Basic usage

TextScrubber

The text_scrubber.text_scrubber.TextScrubber class cleans a single or a collection of strings. It can be easily constructed and configured with building blocks:

from text_scrubber import TextScrubber

ts = (TextScrubber().to_ascii()
                    .lowercase()
                    .tokenize()
                    .remove_stop_words()
                    .join())

which can then be used as:

ts.transform('héLlô there, WòrlD')  # outputs 'hello world'

or with an iterable of input:

ts.transform(['héLlô there, WòrlD', 'slímm̀er ÀI'])  # outputs ['hello world', 'slimmer AI']

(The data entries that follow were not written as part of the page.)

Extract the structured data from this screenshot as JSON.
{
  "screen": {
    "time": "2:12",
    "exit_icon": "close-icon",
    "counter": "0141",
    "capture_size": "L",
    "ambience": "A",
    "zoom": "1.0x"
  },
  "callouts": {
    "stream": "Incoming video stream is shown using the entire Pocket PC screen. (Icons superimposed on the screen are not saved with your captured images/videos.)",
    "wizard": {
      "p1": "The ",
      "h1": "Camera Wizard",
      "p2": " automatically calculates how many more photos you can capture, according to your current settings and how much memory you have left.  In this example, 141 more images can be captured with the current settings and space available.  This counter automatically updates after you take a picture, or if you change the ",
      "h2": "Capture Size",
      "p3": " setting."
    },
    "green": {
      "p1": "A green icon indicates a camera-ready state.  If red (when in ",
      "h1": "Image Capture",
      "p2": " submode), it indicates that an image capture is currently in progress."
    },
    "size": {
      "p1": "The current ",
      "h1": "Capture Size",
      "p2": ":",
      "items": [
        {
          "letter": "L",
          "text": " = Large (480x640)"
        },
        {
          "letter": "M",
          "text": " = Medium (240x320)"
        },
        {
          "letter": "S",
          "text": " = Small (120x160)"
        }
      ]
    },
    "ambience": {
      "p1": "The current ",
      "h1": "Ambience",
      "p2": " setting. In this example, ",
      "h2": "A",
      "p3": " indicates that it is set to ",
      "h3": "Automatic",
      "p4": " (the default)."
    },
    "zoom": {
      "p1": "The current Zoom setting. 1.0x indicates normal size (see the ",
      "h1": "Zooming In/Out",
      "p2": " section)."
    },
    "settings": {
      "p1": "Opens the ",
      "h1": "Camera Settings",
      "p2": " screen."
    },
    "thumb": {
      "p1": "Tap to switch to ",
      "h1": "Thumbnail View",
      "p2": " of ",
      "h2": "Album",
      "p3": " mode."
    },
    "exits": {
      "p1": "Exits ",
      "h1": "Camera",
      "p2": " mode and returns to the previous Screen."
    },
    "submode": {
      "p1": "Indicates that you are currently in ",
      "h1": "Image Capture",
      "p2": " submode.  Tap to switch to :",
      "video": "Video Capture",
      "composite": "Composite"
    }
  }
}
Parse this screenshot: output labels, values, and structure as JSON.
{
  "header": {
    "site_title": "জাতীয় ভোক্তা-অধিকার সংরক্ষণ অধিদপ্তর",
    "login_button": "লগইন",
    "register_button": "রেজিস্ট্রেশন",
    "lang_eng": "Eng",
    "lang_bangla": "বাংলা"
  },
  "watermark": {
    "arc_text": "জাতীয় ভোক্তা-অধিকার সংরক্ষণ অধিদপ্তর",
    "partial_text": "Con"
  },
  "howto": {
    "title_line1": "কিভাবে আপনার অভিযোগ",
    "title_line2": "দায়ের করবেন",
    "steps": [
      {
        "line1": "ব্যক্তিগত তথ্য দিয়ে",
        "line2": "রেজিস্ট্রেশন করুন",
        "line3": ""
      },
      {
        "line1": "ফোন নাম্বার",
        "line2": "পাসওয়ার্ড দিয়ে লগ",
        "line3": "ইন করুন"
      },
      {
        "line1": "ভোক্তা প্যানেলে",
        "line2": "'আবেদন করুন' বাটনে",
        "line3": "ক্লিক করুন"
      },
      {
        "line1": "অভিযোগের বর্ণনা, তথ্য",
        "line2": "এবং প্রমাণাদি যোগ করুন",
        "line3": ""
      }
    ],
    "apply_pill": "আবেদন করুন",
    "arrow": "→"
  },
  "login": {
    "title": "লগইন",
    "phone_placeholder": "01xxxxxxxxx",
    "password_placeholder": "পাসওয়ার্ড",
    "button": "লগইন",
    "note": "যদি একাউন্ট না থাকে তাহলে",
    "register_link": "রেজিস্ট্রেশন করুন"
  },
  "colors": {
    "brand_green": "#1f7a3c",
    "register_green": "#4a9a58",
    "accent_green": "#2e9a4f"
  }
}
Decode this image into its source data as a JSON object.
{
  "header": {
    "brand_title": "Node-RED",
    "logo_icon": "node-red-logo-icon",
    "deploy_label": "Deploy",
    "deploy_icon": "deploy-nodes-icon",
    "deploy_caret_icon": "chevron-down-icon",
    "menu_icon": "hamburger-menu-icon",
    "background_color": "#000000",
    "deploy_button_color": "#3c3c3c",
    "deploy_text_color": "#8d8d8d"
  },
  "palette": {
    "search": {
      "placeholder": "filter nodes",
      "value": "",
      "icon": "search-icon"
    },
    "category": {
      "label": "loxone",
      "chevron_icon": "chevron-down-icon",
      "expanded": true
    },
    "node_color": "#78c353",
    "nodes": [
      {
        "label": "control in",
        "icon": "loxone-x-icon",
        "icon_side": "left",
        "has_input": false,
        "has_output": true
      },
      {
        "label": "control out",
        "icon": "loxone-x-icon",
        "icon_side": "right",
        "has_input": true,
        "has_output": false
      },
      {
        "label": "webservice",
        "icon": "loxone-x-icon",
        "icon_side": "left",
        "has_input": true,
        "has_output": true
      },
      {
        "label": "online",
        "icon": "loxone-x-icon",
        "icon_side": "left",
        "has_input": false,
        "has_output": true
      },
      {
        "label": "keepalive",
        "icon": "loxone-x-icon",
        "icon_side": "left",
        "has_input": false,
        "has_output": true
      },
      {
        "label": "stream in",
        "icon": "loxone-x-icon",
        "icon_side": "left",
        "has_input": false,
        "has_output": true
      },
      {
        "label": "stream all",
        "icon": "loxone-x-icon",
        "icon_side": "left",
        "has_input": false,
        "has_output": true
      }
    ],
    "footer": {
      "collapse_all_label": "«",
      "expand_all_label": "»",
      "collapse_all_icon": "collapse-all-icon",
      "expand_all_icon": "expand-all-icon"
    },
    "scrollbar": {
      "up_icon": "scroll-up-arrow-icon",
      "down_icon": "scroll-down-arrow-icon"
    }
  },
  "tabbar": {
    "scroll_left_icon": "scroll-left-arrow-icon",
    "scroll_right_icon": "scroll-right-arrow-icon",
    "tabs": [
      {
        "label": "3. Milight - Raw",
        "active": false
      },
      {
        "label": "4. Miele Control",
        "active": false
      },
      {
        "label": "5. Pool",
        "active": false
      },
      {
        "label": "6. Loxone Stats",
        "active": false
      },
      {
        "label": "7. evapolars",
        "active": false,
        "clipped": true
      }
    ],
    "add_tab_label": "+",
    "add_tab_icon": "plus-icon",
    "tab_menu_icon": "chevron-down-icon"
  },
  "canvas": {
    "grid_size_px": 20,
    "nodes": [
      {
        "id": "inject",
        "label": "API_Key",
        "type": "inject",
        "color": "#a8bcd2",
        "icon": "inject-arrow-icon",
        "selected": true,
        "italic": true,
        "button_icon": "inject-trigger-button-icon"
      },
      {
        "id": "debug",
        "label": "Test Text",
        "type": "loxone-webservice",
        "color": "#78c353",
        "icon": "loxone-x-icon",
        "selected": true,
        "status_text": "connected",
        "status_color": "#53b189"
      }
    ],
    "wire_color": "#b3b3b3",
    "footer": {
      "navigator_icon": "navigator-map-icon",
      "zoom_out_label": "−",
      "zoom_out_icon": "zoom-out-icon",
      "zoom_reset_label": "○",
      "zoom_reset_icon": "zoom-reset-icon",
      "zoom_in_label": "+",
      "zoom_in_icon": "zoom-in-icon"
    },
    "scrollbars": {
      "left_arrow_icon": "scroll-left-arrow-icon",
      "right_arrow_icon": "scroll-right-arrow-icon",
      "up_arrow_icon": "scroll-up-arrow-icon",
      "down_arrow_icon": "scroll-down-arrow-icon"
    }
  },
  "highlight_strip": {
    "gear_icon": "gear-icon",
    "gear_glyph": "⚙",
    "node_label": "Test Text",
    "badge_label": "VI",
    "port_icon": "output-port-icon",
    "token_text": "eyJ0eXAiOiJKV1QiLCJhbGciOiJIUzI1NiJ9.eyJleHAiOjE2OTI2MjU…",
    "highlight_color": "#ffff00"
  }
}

For a complete list of building blocks please refer to the text_scrubber.text_scrubber.TextScrubber API reference.

Geo

The text_scrubber.geo module contains functions to normalize geographical data which deal with spelling errors, country name variations, etc.:

from text_scrubber.geo import normalize_country, normalize_state, normalize_city

# Countries
normalize_country('Peoples rep. of China')  # ['China']
normalize_country('Deutschland')            # ['Germany']
normalize_country('st Nevis and Kitties')   # ['Saint Kitts and Nevis']
normalize_country('ira')                    # ['Iran', 'Iraq']

# States
normalize_state('Qld')         # [('Queensland', 'Australia')]
normalize_state('AR')          # [('Arkansas', 'United States'),
                               #  ('Arunachal Pradesh', 'India')]
normalize_state('King Kong')   # [('Hong Kong', 'China')]

# Cities
normalize_city('Leibnitz')    # [('Leibnitz', 'Austria')]
normalize_city('heidelberg')  # [('Heidelberg', 'Australia'), ('Heidelberg', 'Germany'),
                              #  ('Heidelberg', 'South Africa'),
                              #  ('Heidelberg', 'United States')]
normalize_city('texas')       # [('Texas City', 'United States')]
normalize_city('Pari')        # [('Parai', 'Brazil'), ('Paris', 'Canada'),
                              #  ('Paris', 'France'), ('Paris', 'United States'),
                              #  ('Parit', 'Malaysia'), ('Pariz', 'Czech Republic')]

Warning

There’s a good chance that the list of states/cities is not complete for all countries.

Note

Whenever a country is considered part of another country normalize_country will return the latter. E.g., Puerto Rico is mapped to United States and Greenland to Denmark.

Cleaning

There are clean functions available for countries/states/cities, which all follow the same cleaning pipeline:

from text_scrubber.geo import clean_country, clean_state, clean_city

clean_country('cent afr rep.')     # 'central african republic'
clean_state('Hyōgo')               # 'hyogo'
clean_city('płońsk')               # 'plonsk'
clean_city('neustadt/westerwald')  # 'neustadt westerwald'